Concluyendo: un vídeo como disciplina artística que siga como varadero de la documentación hiperexhaustiva de todo tipo de acciones, un vídeo perfomatológico –sí se me permite tal expresión-, es un arte que, si se quiere, juega con los problemas heredados de prácticas más generales. Pero un videoarte que remita a la problemática fundamental en nuestro tiempo de abrir el campo de la ficción a nuevas formas que den cuenta de una nueva manera de narrar y de contar, es en definitiva un videoarte que trae para sí todas las potencialidades tecnológicas propias de la epocalidad que nos ha tocado vivir.
Siendo, por tanto, cierto que el arte contemporáneo busca nuevas maneras de narrar, de abrir sentido en el juego de las representaciones, de escapar como sea a la lógica del simulacro que todo lo devasta y fagocita, de plantear discursos de resistencia y crítica lejos del paradigma ideológico ya asimilado por el sistema, el uso de la tecnología debe de estar orientado a abrir el discurso artístico a estas necesidades. Es en este sentido en el que la funcionalidad que para sí pretende el arte queda innegablemente unida a las capacitaciones tecnológicas de cada momento –y no, por tanto, al revés.
Una vez apuntado esto, bien podemos convenir que la maestría absoluta de Ten Thousand Waves es la de reorientar nuestra manera de mirar y de narrar, de crear Historia –e historias- y de apelarnos a una reactualización constante de nuestros presupuestos como espectadores.
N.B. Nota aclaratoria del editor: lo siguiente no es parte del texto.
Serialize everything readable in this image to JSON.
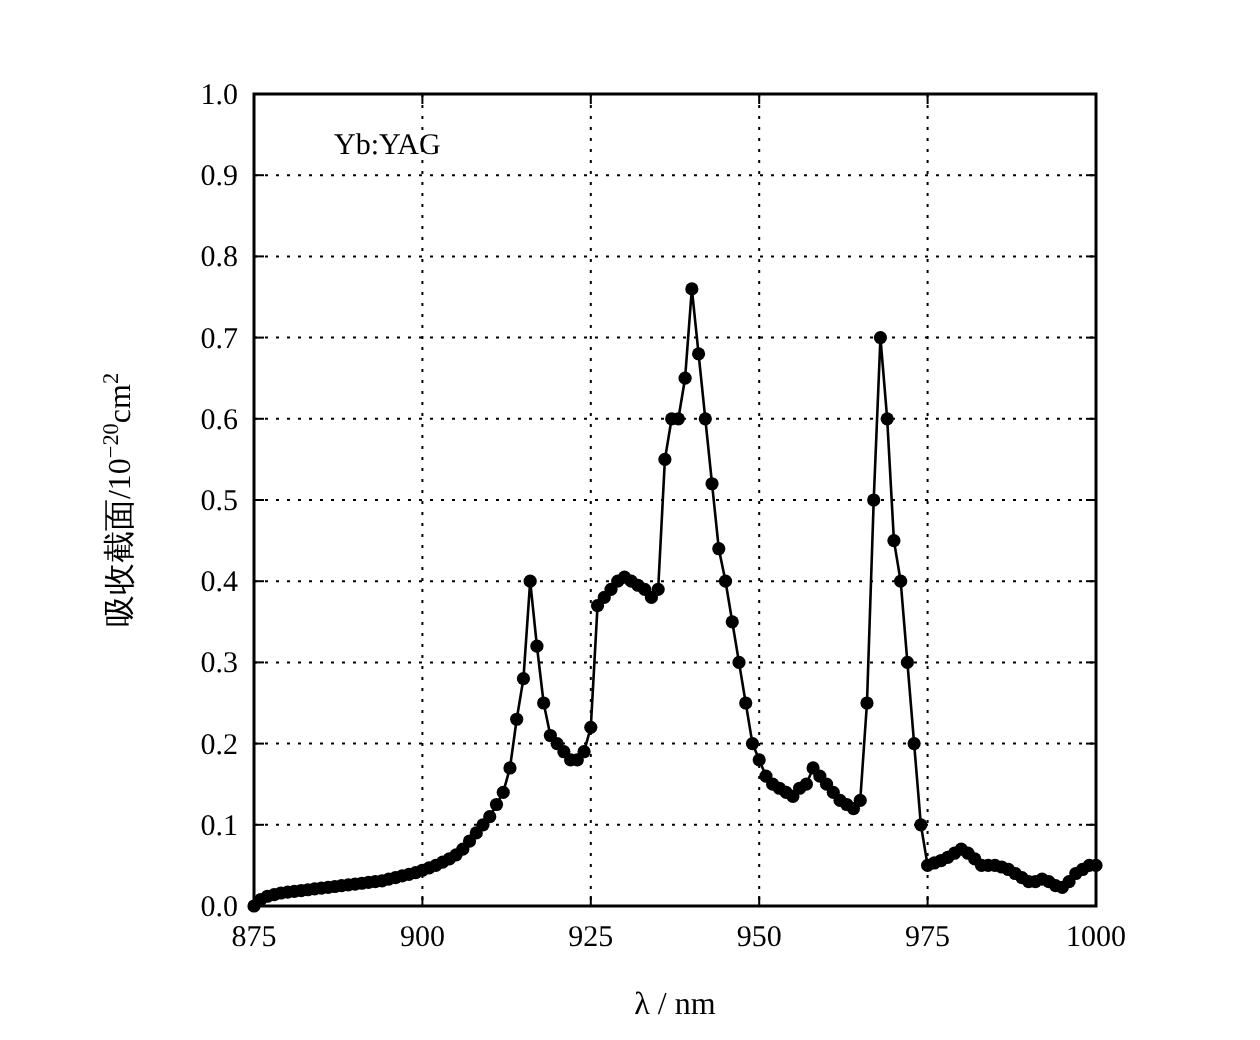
{
  "chart_data": {
    "type": "line",
    "xlabel": "λ / nm",
    "ylabel": "吸收截面/10$^{−20}$cm$^{2}$",
    "annotations": [
      "Yb:YAG"
    ],
    "x": [
      875,
      876,
      877,
      878,
      879,
      880,
      881,
      882,
      883,
      884,
      885,
      886,
      887,
      888,
      889,
      890,
      891,
      892,
      893,
      894,
      895,
      896,
      897,
      898,
      899,
      900,
      901,
      902,
      903,
      904,
      905,
      906,
      907,
      908,
      909,
      910,
      911,
      912,
      913,
      914,
      915,
      916,
      917,
      918,
      919,
      920,
      921,
      922,
      923,
      924,
      925,
      926,
      927,
      928,
      929,
      930,
      931,
      932,
      933,
      934,
      935,
      936,
      937,
      938,
      939,
      940,
      941,
      942,
      943,
      944,
      945,
      946,
      947,
      948,
      949,
      950,
      951,
      952,
      953,
      954,
      955,
      956,
      957,
      958,
      959,
      960,
      961,
      962,
      963,
      964,
      965,
      966,
      967,
      968,
      969,
      970,
      971,
      972,
      973,
      974,
      975,
      976,
      977,
      978,
      979,
      980,
      981,
      982,
      983,
      984,
      985,
      986,
      987,
      988,
      989,
      990,
      991,
      992,
      993,
      994,
      995,
      996,
      997,
      998,
      999,
      1000
    ],
    "series": [
      {
        "color": "#000000",
        "values": [
          0.0,
          0.008,
          0.012,
          0.014,
          0.016,
          0.017,
          0.018,
          0.019,
          0.02,
          0.021,
          0.022,
          0.023,
          0.024,
          0.025,
          0.026,
          0.027,
          0.028,
          0.029,
          0.03,
          0.031,
          0.033,
          0.035,
          0.037,
          0.039,
          0.041,
          0.044,
          0.047,
          0.05,
          0.054,
          0.058,
          0.063,
          0.07,
          0.08,
          0.09,
          0.1,
          0.11,
          0.125,
          0.14,
          0.17,
          0.23,
          0.28,
          0.4,
          0.32,
          0.25,
          0.21,
          0.2,
          0.19,
          0.18,
          0.18,
          0.19,
          0.22,
          0.37,
          0.38,
          0.39,
          0.4,
          0.405,
          0.4,
          0.395,
          0.39,
          0.38,
          0.39,
          0.55,
          0.6,
          0.6,
          0.65,
          0.76,
          0.68,
          0.6,
          0.52,
          0.44,
          0.4,
          0.35,
          0.3,
          0.25,
          0.2,
          0.18,
          0.16,
          0.15,
          0.145,
          0.14,
          0.135,
          0.145,
          0.15,
          0.17,
          0.16,
          0.15,
          0.14,
          0.13,
          0.125,
          0.12,
          0.13,
          0.25,
          0.5,
          0.7,
          0.6,
          0.45,
          0.4,
          0.3,
          0.2,
          0.1,
          0.05,
          0.053,
          0.056,
          0.06,
          0.065,
          0.07,
          0.065,
          0.058,
          0.05,
          0.05,
          0.05,
          0.048,
          0.045,
          0.04,
          0.035,
          0.03,
          0.03,
          0.033,
          0.03,
          0.025,
          0.023,
          0.03,
          0.04,
          0.045,
          0.05,
          0.05
        ]
      }
    ],
    "xlim": [
      875,
      1000
    ],
    "xticks": [
      875,
      900,
      925,
      950,
      975,
      1000
    ],
    "ylim": [
      0,
      1
    ],
    "yticks": [
      {
        "value": 0,
        "label": "0.0"
      },
      0.1,
      0.2,
      0.3,
      0.4,
      0.5,
      0.6,
      0.7,
      0.8,
      0.9,
      {
        "value": 1,
        "label": "1.0"
      }
    ],
    "grid": true,
    "marker": "circle",
    "line_style": "solid"
  }
}
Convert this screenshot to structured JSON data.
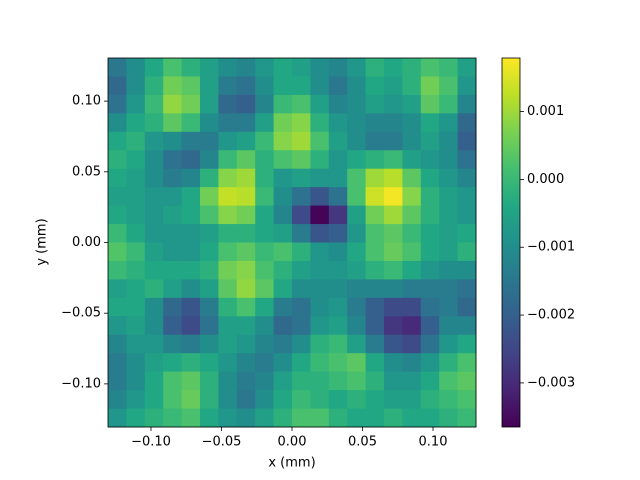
{
  "chart_data": {
    "type": "heatmap",
    "x_label": "x (mm)",
    "y_label": "y (mm)",
    "xlim": [
      -0.1305,
      0.1305
    ],
    "ylim": [
      -0.1305,
      0.1305
    ],
    "xticks": [
      {
        "value": -0.1,
        "label": "−0.10"
      },
      {
        "value": -0.05,
        "label": "−0.05"
      },
      {
        "value": 0,
        "label": "0.00"
      },
      {
        "value": 0.05,
        "label": "0.05"
      },
      {
        "value": 0.1,
        "label": "0.10"
      }
    ],
    "yticks": [
      {
        "value": -0.1,
        "label": "−0.10"
      },
      {
        "value": -0.05,
        "label": "−0.05"
      },
      {
        "value": 0,
        "label": "0.00"
      },
      {
        "value": 0.05,
        "label": "0.05"
      },
      {
        "value": 0.1,
        "label": "0.10"
      }
    ],
    "colormap": "viridis",
    "clim": [
      -0.00365,
      0.00179
    ],
    "cticks": [
      {
        "value": -0.003,
        "label": "−0.003"
      },
      {
        "value": -0.002,
        "label": "−0.002"
      },
      {
        "value": -0.001,
        "label": "−0.001"
      },
      {
        "value": 0,
        "label": "0.000"
      },
      0.001
    ],
    "origin": "upper",
    "z": [
      [
        -0.0015,
        -0.001,
        -0.0004,
        0.0002,
        -0.0002,
        -0.0006,
        -0.001,
        -0.0012,
        -0.0008,
        -0.0004,
        -0.0006,
        -0.001,
        -0.0012,
        -0.0008,
        -0.0002,
        -0.0004,
        -0.0002,
        0.0002,
        0,
        -0.0006
      ],
      [
        -0.0018,
        -0.001,
        -0.0002,
        0.0006,
        0.0004,
        -0.0006,
        -0.0014,
        -0.0016,
        -0.001,
        -0.0004,
        -0.0004,
        -0.001,
        -0.0015,
        -0.001,
        -0.0004,
        -0.0006,
        -0.0002,
        0.0006,
        0.0002,
        -0.0008
      ],
      [
        -0.0016,
        -0.0008,
        0,
        0.0009,
        0.0006,
        -0.0006,
        -0.0018,
        -0.002,
        -0.0012,
        0,
        0.0002,
        -0.0006,
        -0.0012,
        -0.001,
        -0.0006,
        -0.0008,
        -0.0006,
        0.0004,
        0,
        -0.0012
      ],
      [
        -0.001,
        -0.0004,
        -0.0002,
        0.0004,
        0,
        -0.001,
        -0.0014,
        -0.0014,
        -0.0006,
        0.0006,
        0.0008,
        -0.0002,
        -0.0008,
        -0.001,
        -0.0012,
        -0.0012,
        -0.001,
        -0.0004,
        -0.0008,
        -0.0018
      ],
      [
        -0.0004,
        -0.0002,
        -0.0008,
        -0.001,
        -0.0014,
        -0.0014,
        -0.0008,
        -0.0006,
        0,
        0.0008,
        0.001,
        0.0002,
        -0.0006,
        -0.001,
        -0.0014,
        -0.0014,
        -0.001,
        -0.0006,
        -0.001,
        -0.002
      ],
      [
        -0.0002,
        -0.0004,
        -0.001,
        -0.0016,
        -0.0018,
        -0.0012,
        0,
        0.0004,
        -0.0002,
        0.0002,
        0.0004,
        -0.0002,
        -0.0008,
        -0.0004,
        -0.0002,
        0,
        -0.0006,
        -0.0008,
        -0.001,
        -0.0016
      ],
      [
        -0.0004,
        -0.0006,
        -0.001,
        -0.0014,
        -0.0012,
        -0.0002,
        0.0008,
        0.001,
        -0.0002,
        -0.0008,
        -0.0006,
        -0.0008,
        -0.0008,
        0.0002,
        0.001,
        0.0012,
        0.0004,
        -0.0004,
        -0.0008,
        -0.0012
      ],
      [
        -0.0006,
        -0.0006,
        -0.0008,
        -0.0008,
        -0.0004,
        0.0006,
        0.0013,
        0.0012,
        0,
        -0.001,
        -0.0016,
        -0.0022,
        -0.0016,
        0.0002,
        0.0014,
        0.0017,
        0.0008,
        -0.0002,
        -0.0006,
        -0.0008
      ],
      [
        -0.0004,
        -0.0006,
        -0.0008,
        -0.0006,
        -0.0004,
        0.0002,
        0.0008,
        0.0006,
        -0.0004,
        -0.0012,
        -0.0024,
        -0.0036,
        -0.0028,
        -0.0006,
        0.0006,
        0.001,
        0.0004,
        -0.0002,
        -0.0006,
        -0.0008
      ],
      [
        0,
        -0.0004,
        -0.0008,
        -0.0008,
        -0.0008,
        -0.0006,
        -0.0002,
        -0.0002,
        -0.0004,
        -0.0006,
        -0.0014,
        -0.0022,
        -0.002,
        -0.0008,
        0.0002,
        0.0004,
        0,
        -0.0004,
        -0.0006,
        -0.0004
      ],
      [
        0.0003,
        0,
        -0.0006,
        -0.0008,
        -0.0008,
        -0.0004,
        0.0002,
        0.0004,
        0,
        0.0002,
        -0.0002,
        -0.0008,
        -0.001,
        -0.0004,
        0.0002,
        0.0005,
        0.0002,
        -0.0004,
        -0.0006,
        -0.0002
      ],
      [
        0,
        -0.0002,
        -0.0004,
        -0.0004,
        -0.0004,
        -0.0002,
        0.0006,
        0.0008,
        0.0002,
        -0.0002,
        -0.0006,
        -0.0008,
        -0.0008,
        -0.0006,
        -0.0002,
        0,
        -0.0004,
        -0.0008,
        -0.001,
        -0.001
      ],
      [
        -0.0006,
        -0.0004,
        -0.0002,
        -0.0006,
        -0.001,
        -0.0006,
        0.0004,
        0.0009,
        0.0004,
        -0.0004,
        -0.001,
        -0.001,
        -0.001,
        -0.0012,
        -0.0012,
        -0.0012,
        -0.0014,
        -0.0014,
        -0.0014,
        -0.0016
      ],
      [
        -0.0004,
        -0.0004,
        -0.001,
        -0.0018,
        -0.0022,
        -0.0014,
        -0.0002,
        0.0002,
        -0.0004,
        -0.0014,
        -0.0016,
        -0.001,
        -0.0008,
        -0.0014,
        -0.002,
        -0.0024,
        -0.0024,
        -0.0016,
        -0.0014,
        -0.0018
      ],
      [
        -0.0008,
        -0.0006,
        -0.001,
        -0.002,
        -0.0024,
        -0.0016,
        -0.0006,
        -0.0006,
        -0.001,
        -0.0018,
        -0.0016,
        -0.0008,
        -0.0006,
        -0.0012,
        -0.002,
        -0.0028,
        -0.003,
        -0.002,
        -0.0012,
        -0.0012
      ],
      [
        -0.0012,
        -0.0008,
        -0.0008,
        -0.0012,
        -0.0014,
        -0.001,
        -0.0006,
        -0.0008,
        -0.0012,
        -0.0014,
        -0.001,
        -0.0002,
        0,
        -0.0006,
        -0.0014,
        -0.0022,
        -0.0024,
        -0.0016,
        -0.0008,
        -0.0004
      ],
      [
        -0.0014,
        -0.001,
        -0.0006,
        -0.0004,
        -0.0002,
        -0.0004,
        -0.0008,
        -0.0012,
        -0.0014,
        -0.001,
        -0.0004,
        0,
        0.0002,
        0.0004,
        -0.0004,
        -0.001,
        -0.0012,
        -0.0008,
        -0.0002,
        0.0002
      ],
      [
        -0.0014,
        -0.001,
        -0.0004,
        0.0002,
        0.0004,
        -0.0002,
        -0.001,
        -0.0014,
        -0.0012,
        -0.0006,
        -0.0002,
        -0.0002,
        0,
        0.0002,
        -0.0002,
        -0.0008,
        -0.0008,
        -0.0004,
        0.0002,
        0.0004
      ],
      [
        -0.0012,
        -0.0008,
        -0.0004,
        0.0002,
        0.0005,
        -0.0002,
        -0.001,
        -0.0015,
        -0.001,
        -0.0004,
        0,
        -0.0002,
        -0.0004,
        -0.0002,
        -0.0004,
        -0.0006,
        -0.0006,
        -0.0002,
        0,
        0.0002
      ],
      [
        -0.0008,
        -0.0004,
        -0.0002,
        0,
        0.0002,
        -0.0004,
        -0.0008,
        -0.001,
        -0.0006,
        -0.0002,
        0.0002,
        0.0002,
        -0.0002,
        -0.0004,
        -0.0004,
        -0.0002,
        -0.0004,
        -0.0004,
        -0.0002,
        0
      ]
    ]
  }
}
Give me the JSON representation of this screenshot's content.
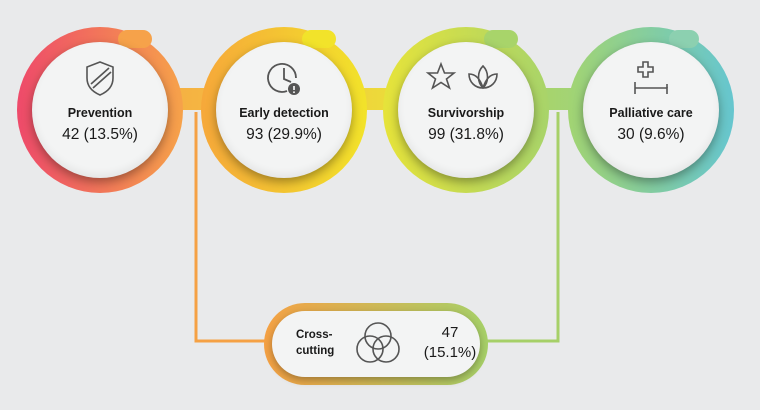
{
  "colors": {
    "prevention": [
      "#ee4a6a",
      "#f6a24a"
    ],
    "early_detection": [
      "#f6a83a",
      "#f2e32a"
    ],
    "survivorship": [
      "#e6e33a",
      "#a8d46a"
    ],
    "palliative_care": [
      "#a2d472",
      "#66c6cf"
    ],
    "cross_cutting": [
      "#f5a144",
      "#a6d068"
    ],
    "icon_stroke": "#555555"
  },
  "categories": [
    {
      "id": "prevention",
      "label": "Prevention",
      "value": "42 (13.5%)",
      "icon": "shield-icon"
    },
    {
      "id": "early_detection",
      "label": "Early detection",
      "value": "93 (29.9%)",
      "icon": "clock-icon"
    },
    {
      "id": "survivorship",
      "label": "Survivorship",
      "value": "99 (31.8%)",
      "icon": "star-lotus-icon"
    },
    {
      "id": "palliative_care",
      "label": "Palliative care",
      "value": "30 (9.6%)",
      "icon": "hospital-bed-icon"
    }
  ],
  "cross_cutting": {
    "label": "Cross-\ncutting",
    "label_line1": "Cross-",
    "label_line2": "cutting",
    "value_count": "47",
    "value_pct": "(15.1%)",
    "icon": "venn-icon"
  }
}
Nueve pantallas, dispuestas en círculo con dos de ellas en el centro, se transforman en el escenario perfecto en el cual la historia –una extraña mezcla de relato mítico y ancestral con escenas de la vida moderna- nos es contada, pero donde también nosotros la contamos produciéndola. No se trata de la memez de la interacción al modo del “elija su propia aventura”, sino que se trata de una constante rememoración y anticipación de un cuento, una fábula por la cual se nos muestra aquello que China puede significar, haber significado o, incluso, llegar a significar, en una mezcla constante de ensoñación y realidad fragmentada.
Isaac Julien nos propone abrir los ojos a una nueva realidad: aquella que surge de la evanescencia de todo disciplinamiento de la mirada y de un esfuerzo por fajarse de la linealidad temporal de todo relato. Los tiempos no se anulan sino que convergen, las historias no se solapan sino que se abren en sus diferencias, el espectador no mira sino que actúa de dispositivo final.
Y es que al final es la propia mirada del espectador la que dicta sentencia: o es aludido en su saberse humano en una narración discontinua y fragmentaria, pero por la que llega a intuir las condiciones reales de una nueva configuración de lo real, o simplemente ve en esta obra la parafernalia propia de lo espectacular-tecnológico o del histrionismo de la pantalla global.
Obviamente nosotros nos quedamos con la primera lectura: si el espectador ha de ser emancipado es justo para saber que es su mirada la que da forma a la obra y que, haciéndolo así, aquello que mire estará siempre abierto a un trabajo de ficción donde serán intuidas y anticipadas las condiciones reales de existencia y de conocimiento humano. Si no ya el cine -tomada la senda del hipercine de la pantalla global como bien han señalado Gilles Lipovetsky y Jean Serroy- sí que el videoarte debe de ser consciente, como pensamos que lo es en esta magnífica obra, de la tarea a la que queda encomendado.